Index Set Block Size

 

·       Normally the index set block size is the same as the sequence set block size because:

·       The block size for the sequence set is usually related to disk drive characteristics and available RAM.  These same factors are used to control block sizes for index sets.

·       A common block size makes virtual buffering easier and more efficient.

·       Often the index set and sequence set are co-mingled in the same file to avoid seeks.  The file structure is usually simpler if they share a common block size.

 

Internal Structure of Index Set Blocks:    A Variable-order B-Tree

 

·       Since the separators are in general of differing lengths, the B-Tree containing the separators must accommodate variable length records.

·       If the block containing the separators is large, a binary search through the separators will be much more efficient than a sequential search.

·       A binary search of a list of variable length entries can only be performed if there is a fixed length list of pointers to the variable length separators.

·      
A possible node structure that will accommodate a binary search is:

 


Loading a Simple Prefix B+Tree

 

·       Loading with randomly sorted data will result in much overhead in splitting,

·       Loading with sorted data can be very fast if the load routine compromises on the requirement of  a B-Tree that requires every node to be at least half full.

·       The index set node in the B-Tree with the largest keys can contain no separators at certain times and thus can grow to capacity before being promoted (more up) in the B-Tree.

·       Advantages:

·       The output can be written sequentially.

·       No blocks need to be reorganized as we proceed.

·       No blocks are physically out-of-order unless the clusters are out-of-order (spatial locality).

·       We make only one pass over the data, rather than the many passes associated with random order insertions

·       All sequence set blocks can be 100% full (except possibly the last one).

·       We can intentionally control the density of sequence set block depending on the expected volatility of the data.

 

B+Trees

 

·       B+Trees use the entire key in the index sets while Simple Prefix B+Trees use separators as entries in the index set.

·       Advantages of Simple Prefix B+Trees over B+Trees are:

·       The index set is shallower (the height of the tree is less) and searches require fewer seeks.

·       Less disk space is required – especially if keys are very large.

·       Advantages of B+Trees over Simple Prefix B+Trees are:

·       Overhead is required to maintain and use variable-length structures.

·       Some key sets don’t lend themselves to much compression and would require more overhead with little payoff.

 

B-Trees, B+Trees, and Simple Prefix B+Trees in Perspective

 

·       Don’t use any of these if you can get the entire index in RAM.  Use a binary search in RAM if possible.

·       Hashing (next chapter) is a better alternative in some specialized applications.

·       All three have the following characteristics:

·       They are all paged index structures, which means that they bring entire blocks of information into RAM at once.  As a consequence, it is possible to choose between a great many alternatives (e.g., the keys for hundreds of thousand of records) with just a few seeks out to disk storage.  The shape of these trees tends to be broad and shallow.
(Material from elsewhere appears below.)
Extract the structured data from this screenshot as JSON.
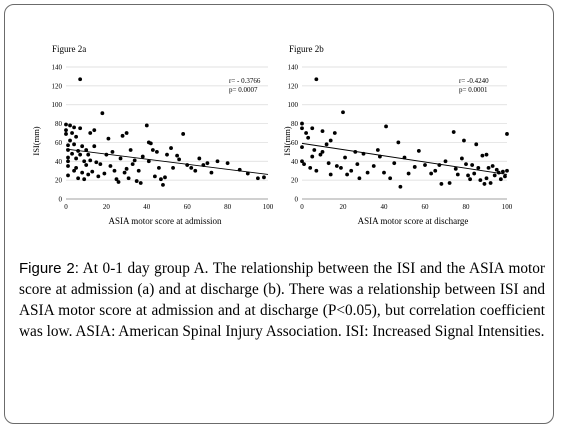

·       All Three approaches maintain height-balanced trees.  The trees do not grow in an uneven way, which would result in some potentially long searches or certain keys.

·       In all cases the trees grow from the bottom up. 

·       With all three structures it is possible to obtain greater storage efficiency through the use of two-tot-three splitting and of redistribution in place of block splitting when possible.

·       All three approaches can be implemented as virtual tree structures in which the most recently used blocks are held in RAM.

·       Any of these approaches can be adapted for use with variable-length records.

·       Specific characteristics of each of the three approaches can be found earlier in these notes and at the end of Chapter 9 in the text.